Falando num almoço com mulheres, na cervejaria Trindade, em Lisboa, o primeiro candidato da coligação PSD/CDS-PP afirmou que o voto nesta candidatura ajudará à «saída» de Portugal do programa de assistência económica e financeira.

«O nosso voto pode ser no dia 25 de maio uma grande ajuda para que saímos do programa de ajustamento com mais facilidade, com mais força, e com mais leveza e que possamos recuperar mais rapidamente», afirmou.

Paulo Rangel manifestou «muita esperança» e «grande fé» numa vitória da Aliança Portugal nas eleições de domingo.

O primeiro candidato do CDS-PP na lista da coligação, Nuno Melo, voltou a insistir que o secretário-geral do PS, António José Seguro, deve concentrar-se no facto de estas serem eleições europeias e não legislativas, e aludiu a uma eventual moção de censura ao Governo por parte dos socialistas.

«Quem transforma europeias em legislativas não merece crédito. Quem aproveita europeias para apresentar um programa de Governo não merece crédito. E quem insinua moções de censura ao Governo em eleições europeias não pode ser levado a serio, ponto final, parágrafo», sustentou Nuno Melo.

Num almoço com mulheres, em que participou o presidente do PSD e primeiro-ministro, Pedro Passos Coelho, intervieram duas mulheres que são candidatas, a social-democrata Joana Barata Lopes e a centrista Ana Clara Birrento.

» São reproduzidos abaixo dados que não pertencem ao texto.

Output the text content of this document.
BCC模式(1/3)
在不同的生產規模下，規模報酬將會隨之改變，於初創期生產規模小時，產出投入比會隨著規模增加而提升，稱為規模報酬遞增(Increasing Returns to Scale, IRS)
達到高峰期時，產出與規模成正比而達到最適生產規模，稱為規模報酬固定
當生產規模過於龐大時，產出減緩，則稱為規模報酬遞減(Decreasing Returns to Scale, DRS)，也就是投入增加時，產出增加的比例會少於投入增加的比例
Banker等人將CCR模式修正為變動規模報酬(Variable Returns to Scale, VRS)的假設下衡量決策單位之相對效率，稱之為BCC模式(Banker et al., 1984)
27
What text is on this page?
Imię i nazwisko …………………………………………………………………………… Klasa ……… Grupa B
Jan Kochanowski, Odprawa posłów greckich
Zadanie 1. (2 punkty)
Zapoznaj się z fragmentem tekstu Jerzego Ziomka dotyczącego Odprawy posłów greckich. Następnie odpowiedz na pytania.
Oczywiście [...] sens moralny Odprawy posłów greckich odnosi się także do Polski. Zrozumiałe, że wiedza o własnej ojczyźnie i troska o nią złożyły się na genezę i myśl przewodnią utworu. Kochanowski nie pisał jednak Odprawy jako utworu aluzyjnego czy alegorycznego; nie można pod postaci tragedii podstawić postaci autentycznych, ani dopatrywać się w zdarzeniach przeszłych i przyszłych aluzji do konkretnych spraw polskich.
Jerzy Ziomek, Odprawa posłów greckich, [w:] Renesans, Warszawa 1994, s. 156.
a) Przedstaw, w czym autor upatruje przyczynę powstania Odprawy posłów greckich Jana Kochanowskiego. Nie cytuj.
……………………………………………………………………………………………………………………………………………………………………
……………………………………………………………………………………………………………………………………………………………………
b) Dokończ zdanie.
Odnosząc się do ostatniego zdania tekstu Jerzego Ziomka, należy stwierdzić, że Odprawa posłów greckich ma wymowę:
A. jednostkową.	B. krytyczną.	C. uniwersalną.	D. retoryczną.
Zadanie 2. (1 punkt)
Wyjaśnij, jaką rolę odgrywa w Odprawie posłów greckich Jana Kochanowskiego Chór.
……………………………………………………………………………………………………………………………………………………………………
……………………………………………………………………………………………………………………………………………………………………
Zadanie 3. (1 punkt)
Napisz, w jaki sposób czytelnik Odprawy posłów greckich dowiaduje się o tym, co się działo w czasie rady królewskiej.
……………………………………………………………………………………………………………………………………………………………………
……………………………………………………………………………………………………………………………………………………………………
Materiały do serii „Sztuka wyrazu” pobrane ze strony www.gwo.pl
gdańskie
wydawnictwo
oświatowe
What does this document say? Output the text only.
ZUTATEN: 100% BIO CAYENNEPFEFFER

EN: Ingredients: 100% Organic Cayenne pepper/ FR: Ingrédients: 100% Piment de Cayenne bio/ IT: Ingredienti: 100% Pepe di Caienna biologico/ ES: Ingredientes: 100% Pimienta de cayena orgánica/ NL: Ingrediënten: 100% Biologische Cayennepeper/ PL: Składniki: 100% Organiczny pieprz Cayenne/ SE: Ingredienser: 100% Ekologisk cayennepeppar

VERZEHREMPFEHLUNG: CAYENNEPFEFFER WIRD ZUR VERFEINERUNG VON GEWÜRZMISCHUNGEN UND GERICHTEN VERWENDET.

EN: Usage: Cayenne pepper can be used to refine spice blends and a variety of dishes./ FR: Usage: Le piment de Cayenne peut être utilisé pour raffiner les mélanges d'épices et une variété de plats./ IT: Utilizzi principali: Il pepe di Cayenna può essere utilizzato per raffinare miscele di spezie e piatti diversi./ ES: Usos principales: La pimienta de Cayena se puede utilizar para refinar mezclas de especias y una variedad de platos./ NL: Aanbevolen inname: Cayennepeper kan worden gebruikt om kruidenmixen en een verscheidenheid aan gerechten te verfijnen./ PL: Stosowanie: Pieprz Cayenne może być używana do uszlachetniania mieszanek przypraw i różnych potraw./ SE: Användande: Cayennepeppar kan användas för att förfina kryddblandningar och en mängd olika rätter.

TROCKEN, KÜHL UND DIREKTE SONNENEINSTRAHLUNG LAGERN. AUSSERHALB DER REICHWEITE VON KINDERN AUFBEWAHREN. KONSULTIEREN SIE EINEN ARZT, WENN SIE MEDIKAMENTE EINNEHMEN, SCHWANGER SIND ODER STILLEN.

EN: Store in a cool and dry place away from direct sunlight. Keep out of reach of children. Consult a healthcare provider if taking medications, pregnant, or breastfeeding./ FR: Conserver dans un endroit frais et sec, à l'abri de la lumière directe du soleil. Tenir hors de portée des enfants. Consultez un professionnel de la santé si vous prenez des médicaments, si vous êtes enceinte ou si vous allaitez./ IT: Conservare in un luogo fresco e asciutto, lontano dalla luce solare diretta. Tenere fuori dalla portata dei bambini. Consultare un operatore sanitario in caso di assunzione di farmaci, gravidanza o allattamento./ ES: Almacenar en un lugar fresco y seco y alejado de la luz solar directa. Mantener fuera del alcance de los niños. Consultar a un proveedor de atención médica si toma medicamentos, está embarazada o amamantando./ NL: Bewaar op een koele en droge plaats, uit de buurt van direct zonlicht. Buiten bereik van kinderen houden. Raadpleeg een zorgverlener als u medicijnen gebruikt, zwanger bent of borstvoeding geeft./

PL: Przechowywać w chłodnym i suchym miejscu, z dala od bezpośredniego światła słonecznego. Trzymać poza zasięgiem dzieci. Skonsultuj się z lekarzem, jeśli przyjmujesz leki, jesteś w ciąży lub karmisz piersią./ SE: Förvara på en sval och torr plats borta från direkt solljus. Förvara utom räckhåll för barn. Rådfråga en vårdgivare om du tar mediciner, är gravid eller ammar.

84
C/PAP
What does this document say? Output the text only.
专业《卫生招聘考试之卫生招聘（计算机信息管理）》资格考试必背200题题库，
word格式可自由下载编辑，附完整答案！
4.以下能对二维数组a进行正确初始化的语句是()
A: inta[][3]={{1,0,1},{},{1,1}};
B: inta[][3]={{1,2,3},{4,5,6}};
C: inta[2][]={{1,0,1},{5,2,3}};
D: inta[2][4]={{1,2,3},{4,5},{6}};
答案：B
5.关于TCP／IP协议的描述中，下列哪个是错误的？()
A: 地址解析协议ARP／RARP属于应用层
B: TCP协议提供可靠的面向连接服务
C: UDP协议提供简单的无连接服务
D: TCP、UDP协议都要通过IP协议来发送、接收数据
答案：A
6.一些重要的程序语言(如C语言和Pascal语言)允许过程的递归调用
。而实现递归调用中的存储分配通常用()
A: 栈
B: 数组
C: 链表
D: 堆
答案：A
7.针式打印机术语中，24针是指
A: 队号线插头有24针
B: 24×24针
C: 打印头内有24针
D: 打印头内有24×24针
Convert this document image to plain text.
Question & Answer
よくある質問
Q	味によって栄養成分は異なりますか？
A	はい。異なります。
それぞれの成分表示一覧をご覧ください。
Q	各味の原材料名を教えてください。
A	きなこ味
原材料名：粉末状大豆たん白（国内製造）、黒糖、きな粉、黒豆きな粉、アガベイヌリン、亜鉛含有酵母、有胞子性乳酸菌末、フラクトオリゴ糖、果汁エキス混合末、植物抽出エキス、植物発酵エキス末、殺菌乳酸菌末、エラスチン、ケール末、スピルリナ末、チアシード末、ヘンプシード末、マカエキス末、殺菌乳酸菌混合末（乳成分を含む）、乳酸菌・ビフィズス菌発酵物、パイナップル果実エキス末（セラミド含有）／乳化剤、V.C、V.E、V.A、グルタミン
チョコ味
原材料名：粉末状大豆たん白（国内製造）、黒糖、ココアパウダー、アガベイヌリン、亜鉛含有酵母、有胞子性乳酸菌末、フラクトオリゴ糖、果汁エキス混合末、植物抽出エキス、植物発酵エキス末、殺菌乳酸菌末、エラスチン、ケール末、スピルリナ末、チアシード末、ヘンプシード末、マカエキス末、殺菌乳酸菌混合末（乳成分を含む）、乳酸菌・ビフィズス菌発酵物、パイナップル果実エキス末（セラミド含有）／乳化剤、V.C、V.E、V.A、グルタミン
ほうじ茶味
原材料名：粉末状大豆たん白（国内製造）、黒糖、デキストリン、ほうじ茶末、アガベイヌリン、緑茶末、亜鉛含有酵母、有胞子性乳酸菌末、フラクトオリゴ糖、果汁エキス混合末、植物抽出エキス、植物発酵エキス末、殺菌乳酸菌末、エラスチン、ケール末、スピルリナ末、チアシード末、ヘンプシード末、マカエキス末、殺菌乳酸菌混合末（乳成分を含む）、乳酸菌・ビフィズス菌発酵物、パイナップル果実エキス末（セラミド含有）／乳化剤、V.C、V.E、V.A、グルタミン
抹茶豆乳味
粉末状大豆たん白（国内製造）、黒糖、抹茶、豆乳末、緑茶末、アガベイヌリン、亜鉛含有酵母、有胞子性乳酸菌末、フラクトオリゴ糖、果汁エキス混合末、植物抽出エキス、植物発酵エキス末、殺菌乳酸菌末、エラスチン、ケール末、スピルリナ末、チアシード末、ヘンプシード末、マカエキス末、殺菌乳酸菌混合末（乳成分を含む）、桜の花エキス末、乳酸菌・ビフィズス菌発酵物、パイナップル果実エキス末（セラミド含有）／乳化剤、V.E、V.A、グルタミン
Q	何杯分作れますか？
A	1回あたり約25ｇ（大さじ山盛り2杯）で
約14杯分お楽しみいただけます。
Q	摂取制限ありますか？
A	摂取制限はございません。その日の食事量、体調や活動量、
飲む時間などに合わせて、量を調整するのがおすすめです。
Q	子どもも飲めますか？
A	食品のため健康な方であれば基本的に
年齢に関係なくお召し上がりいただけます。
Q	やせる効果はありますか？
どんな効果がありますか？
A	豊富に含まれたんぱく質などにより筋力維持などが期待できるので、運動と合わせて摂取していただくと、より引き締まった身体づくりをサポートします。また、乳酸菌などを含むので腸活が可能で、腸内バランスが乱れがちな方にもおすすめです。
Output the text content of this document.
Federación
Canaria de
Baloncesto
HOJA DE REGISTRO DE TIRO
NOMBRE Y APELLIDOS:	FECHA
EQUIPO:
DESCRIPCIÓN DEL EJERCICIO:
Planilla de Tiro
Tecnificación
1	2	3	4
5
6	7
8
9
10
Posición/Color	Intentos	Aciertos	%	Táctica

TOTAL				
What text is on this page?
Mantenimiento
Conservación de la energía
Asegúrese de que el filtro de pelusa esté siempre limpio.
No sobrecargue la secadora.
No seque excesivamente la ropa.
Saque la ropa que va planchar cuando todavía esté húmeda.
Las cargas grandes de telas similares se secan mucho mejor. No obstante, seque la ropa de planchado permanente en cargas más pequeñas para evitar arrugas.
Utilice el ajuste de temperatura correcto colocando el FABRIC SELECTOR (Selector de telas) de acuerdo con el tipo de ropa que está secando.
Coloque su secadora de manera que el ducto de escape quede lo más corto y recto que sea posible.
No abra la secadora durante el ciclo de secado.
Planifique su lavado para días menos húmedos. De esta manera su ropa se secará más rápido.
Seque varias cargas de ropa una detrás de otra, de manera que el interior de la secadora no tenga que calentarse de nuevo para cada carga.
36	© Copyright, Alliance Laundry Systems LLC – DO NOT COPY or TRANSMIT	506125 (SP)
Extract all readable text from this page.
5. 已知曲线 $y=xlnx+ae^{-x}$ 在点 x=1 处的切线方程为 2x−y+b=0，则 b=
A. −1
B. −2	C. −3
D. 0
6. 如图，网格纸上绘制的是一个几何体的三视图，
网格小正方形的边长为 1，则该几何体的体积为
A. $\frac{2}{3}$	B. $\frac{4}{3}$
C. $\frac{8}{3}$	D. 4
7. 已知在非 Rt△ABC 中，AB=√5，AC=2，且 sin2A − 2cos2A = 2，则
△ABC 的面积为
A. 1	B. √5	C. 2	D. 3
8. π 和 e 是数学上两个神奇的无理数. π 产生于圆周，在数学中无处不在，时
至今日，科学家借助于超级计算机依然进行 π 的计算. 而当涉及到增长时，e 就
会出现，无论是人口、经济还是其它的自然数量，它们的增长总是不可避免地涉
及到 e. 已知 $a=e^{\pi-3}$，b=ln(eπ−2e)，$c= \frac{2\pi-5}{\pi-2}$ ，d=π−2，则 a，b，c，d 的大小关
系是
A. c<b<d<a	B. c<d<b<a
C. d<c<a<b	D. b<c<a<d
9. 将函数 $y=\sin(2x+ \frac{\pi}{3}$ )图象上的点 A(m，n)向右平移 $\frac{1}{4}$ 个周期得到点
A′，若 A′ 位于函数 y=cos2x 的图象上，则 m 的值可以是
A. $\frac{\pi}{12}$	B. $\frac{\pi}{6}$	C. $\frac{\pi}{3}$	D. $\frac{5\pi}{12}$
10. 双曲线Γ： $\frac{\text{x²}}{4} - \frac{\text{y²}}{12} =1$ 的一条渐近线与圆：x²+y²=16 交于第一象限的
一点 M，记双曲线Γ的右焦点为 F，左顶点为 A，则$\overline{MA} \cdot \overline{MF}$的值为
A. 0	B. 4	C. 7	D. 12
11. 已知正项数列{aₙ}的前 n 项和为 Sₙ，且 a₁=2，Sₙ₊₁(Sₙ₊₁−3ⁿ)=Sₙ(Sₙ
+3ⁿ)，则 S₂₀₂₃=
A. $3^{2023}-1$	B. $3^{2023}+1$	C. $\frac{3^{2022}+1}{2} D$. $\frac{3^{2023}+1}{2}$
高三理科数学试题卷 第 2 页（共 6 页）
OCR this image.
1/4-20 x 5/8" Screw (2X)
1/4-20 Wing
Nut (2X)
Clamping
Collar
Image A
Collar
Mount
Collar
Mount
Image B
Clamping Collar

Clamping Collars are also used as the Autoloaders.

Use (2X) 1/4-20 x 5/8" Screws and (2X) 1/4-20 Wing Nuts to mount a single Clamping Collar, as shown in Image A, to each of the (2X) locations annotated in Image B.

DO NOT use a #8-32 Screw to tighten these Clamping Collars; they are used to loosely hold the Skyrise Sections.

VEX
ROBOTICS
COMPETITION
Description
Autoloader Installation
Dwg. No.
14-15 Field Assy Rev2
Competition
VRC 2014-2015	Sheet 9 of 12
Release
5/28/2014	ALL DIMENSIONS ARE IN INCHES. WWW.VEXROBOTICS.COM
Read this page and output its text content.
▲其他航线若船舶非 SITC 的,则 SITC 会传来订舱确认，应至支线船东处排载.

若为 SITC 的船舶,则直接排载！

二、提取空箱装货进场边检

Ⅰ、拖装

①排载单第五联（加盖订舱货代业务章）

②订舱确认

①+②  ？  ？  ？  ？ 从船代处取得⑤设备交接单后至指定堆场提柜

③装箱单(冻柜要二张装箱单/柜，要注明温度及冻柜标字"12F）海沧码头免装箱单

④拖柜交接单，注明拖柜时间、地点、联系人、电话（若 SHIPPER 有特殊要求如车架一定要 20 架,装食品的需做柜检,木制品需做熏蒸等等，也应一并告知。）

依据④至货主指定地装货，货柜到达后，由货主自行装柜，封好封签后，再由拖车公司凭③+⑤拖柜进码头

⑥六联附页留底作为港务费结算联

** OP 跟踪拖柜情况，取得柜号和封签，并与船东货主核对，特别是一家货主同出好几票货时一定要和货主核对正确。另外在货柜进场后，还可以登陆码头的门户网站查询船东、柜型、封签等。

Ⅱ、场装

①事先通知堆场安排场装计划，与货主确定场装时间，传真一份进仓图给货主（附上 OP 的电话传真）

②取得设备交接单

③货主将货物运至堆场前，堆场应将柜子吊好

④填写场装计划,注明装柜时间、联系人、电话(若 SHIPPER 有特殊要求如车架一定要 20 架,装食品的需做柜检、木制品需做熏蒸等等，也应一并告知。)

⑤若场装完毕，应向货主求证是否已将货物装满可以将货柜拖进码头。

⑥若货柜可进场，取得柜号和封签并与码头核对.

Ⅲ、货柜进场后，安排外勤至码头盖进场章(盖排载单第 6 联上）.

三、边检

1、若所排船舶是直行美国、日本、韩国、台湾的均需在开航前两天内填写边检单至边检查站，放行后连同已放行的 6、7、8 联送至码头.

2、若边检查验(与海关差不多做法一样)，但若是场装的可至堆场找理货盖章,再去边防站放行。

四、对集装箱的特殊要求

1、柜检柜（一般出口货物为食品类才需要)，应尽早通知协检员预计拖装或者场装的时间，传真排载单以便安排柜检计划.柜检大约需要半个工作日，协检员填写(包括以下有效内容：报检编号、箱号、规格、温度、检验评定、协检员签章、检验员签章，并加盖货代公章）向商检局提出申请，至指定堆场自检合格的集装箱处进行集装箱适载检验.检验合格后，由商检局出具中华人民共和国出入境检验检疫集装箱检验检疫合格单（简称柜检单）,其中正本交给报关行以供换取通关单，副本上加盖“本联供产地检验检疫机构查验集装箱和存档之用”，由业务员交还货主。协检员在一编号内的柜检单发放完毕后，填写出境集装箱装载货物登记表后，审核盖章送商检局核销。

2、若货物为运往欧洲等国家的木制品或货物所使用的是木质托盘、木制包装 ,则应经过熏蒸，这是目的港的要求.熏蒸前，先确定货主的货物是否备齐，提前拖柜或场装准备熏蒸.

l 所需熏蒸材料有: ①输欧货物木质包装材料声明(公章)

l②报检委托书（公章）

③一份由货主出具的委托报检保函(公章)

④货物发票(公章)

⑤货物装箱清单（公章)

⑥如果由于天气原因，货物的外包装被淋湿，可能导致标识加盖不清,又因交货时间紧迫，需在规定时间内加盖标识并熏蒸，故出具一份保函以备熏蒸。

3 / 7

Para Joana Barata Lopes, o atual Governo «não teve um discurso específico para as mulheres, mas para as cidadãs» portuguesas, recusando qualquer «paternalismo» relativamente ao género feminino.

Ana Clara Birrento enalteceu o papel das mulheres em tempos de crise, ao afirmar que constituem «o pilar da sociedade», o «pilar da humanidade» e o «pilar da família».

No almoço, participaram figuras do PSD como Assunção Esteves, a primeira mulher a presidir ao parlamento português, Marques Guedes, Marco António Costa, Teresa Leal Coelho, Carlos Carreiras, Teresa Morais, Miguel Pinto Luz, Berta Cabral, Luís Montenegro, Matos Rosa e Matos Correia.

Pelo CDS-PP, marcaram presença, entre outros, o ex-líder Ribeiro e Castro, Pedro Mota Soares, Teresa Caeiro e António Carlos Monteiro.